When project participants request confidentiality, you need to balance the risk of inadvertently disclosing their private/sensitive information (thereby associating other information that they conveyed with them personally) against the analytic utility of having that identifying information associated with the other information. Because qualitative social science researchers typically use smaller samples (i.e., involve fewer individuals in their work), private/sensitive information often informs participant selection, and might provide critical context. Even when this is the case, you can guard against disclosing participants’ identities through targeted and thoughtful de-identification – removing direct identifiers and reducing the precision of indirect identifiers.
Scholars who collected the data that need to be de-identified and are very familiar with their research context are best positioned to perform this delicate task. Even they, however, may not be able to de-identify the data to the extent that no one, including others who are intimately familiar with the research context, will be able to identify respondents. Under these conditions, researchers may be best served by placing access controls on the data when they share them, in addition to performing de-identification.
Here are some steps you can take to de-identify text (e.g., interview or focus group transcripts):
- Develop uniform de-identification rules at the beginning of your project and follow them consistently throughout the project; this is particularly important if working as part of a team.
- Remove direct identifiers
- Reduce precision/detail of direct and/or indirect identifiers through aggregation
- Date of birth → year or decade
- Town → region
- Generalize meaning of detailed variables
- Specific professional position → occupation or area of expertise
- Restrict upper or lower ranges to hide outliers
- Group income or age into broader categories
- A 72-year old → grouped in “people in their 70s” or “senior citizens”
- Combine variables
- Individual place name → aggregated urban/rural location
- Richmond → Virginia or DelMarVa or the South
- Avoid blanking out or replacing items without any indication that you did so: identify where you used pseudonyms or replacement, for example with [brackets]
- Mary → [Monica]
- Avoid unnecessary de-identification, as removing/aggregating information can make data more difficult to interpret, distort them, or make them misleading or unusable.

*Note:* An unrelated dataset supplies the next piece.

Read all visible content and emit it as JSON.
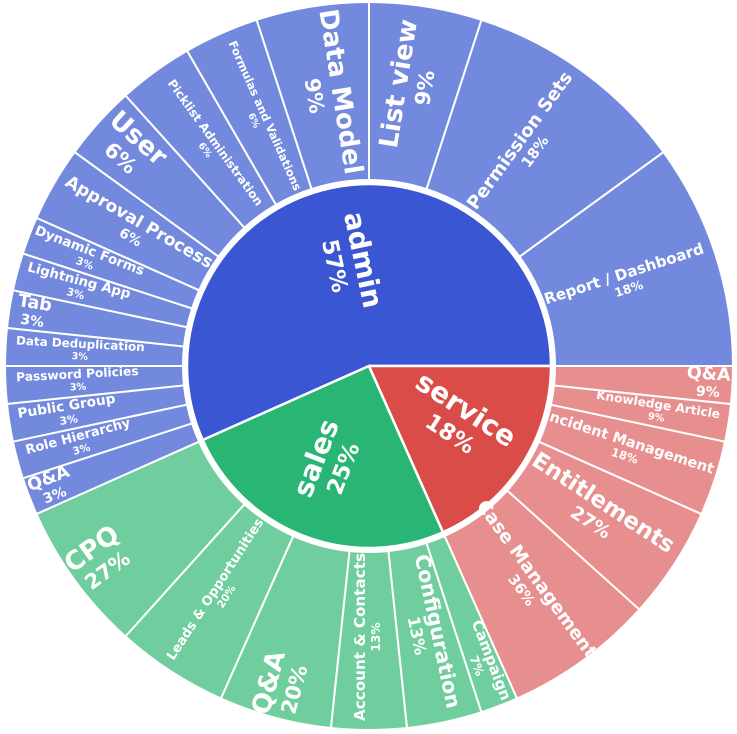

- Maintain a master log of all replacements, aggregations, or removals made and keep it in a secure location separate from the de-identified data files.
- Develop a careful description of the de-identification process; this is part of your project documentation.

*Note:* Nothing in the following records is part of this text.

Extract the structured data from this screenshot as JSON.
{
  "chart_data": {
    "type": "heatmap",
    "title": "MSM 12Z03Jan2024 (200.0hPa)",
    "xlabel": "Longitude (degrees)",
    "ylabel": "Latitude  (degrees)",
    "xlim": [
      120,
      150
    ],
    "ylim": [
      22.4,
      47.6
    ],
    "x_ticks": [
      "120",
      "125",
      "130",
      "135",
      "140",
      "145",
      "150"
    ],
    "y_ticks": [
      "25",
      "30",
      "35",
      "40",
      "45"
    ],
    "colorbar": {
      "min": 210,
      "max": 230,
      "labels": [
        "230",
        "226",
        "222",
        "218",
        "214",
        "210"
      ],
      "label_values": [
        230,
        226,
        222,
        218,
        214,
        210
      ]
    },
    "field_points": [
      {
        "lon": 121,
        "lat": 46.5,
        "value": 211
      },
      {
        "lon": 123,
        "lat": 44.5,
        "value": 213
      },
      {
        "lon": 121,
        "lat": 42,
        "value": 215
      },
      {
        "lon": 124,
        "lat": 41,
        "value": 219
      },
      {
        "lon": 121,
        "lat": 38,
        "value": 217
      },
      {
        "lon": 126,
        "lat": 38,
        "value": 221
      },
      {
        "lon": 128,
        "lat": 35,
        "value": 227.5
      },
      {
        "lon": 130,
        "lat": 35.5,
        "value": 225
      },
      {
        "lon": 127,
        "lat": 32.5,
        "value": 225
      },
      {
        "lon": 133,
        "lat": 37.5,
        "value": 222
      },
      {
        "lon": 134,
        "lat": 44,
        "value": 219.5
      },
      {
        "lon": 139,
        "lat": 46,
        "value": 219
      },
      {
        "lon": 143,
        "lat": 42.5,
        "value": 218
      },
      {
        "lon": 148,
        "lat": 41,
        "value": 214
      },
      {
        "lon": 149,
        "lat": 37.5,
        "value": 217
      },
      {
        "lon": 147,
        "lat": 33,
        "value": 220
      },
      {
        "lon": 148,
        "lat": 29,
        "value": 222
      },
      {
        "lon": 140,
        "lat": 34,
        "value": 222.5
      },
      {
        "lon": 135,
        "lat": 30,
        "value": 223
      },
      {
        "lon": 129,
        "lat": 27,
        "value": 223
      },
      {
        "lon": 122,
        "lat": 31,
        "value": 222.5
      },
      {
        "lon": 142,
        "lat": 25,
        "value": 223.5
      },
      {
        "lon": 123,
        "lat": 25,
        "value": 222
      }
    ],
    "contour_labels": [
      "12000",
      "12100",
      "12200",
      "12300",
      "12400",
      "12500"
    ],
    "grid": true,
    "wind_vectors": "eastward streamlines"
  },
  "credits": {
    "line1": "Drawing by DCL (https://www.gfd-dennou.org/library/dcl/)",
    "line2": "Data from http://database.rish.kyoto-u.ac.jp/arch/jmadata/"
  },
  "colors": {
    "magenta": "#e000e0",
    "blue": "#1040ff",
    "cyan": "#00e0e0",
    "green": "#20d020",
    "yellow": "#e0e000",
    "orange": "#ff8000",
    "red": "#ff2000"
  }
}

Audio-visual data present additional de-identification challenges. Digital manipulation of audio and image files, such as voice alteration and image blurring (e.g., of faces), can remove personal identifiers. However, this practice is labor intensive, expensive, and can compromise the analytic value of data. It is often preferable to obtain consent to use and share unaltered data for research purposes. Avoiding mentioning information that discloses identity during audio recording decreases the risk of sharing unaltered data. When possible, consider sharing de-identified transcripts openly, while placing recordings under more stringent access controls.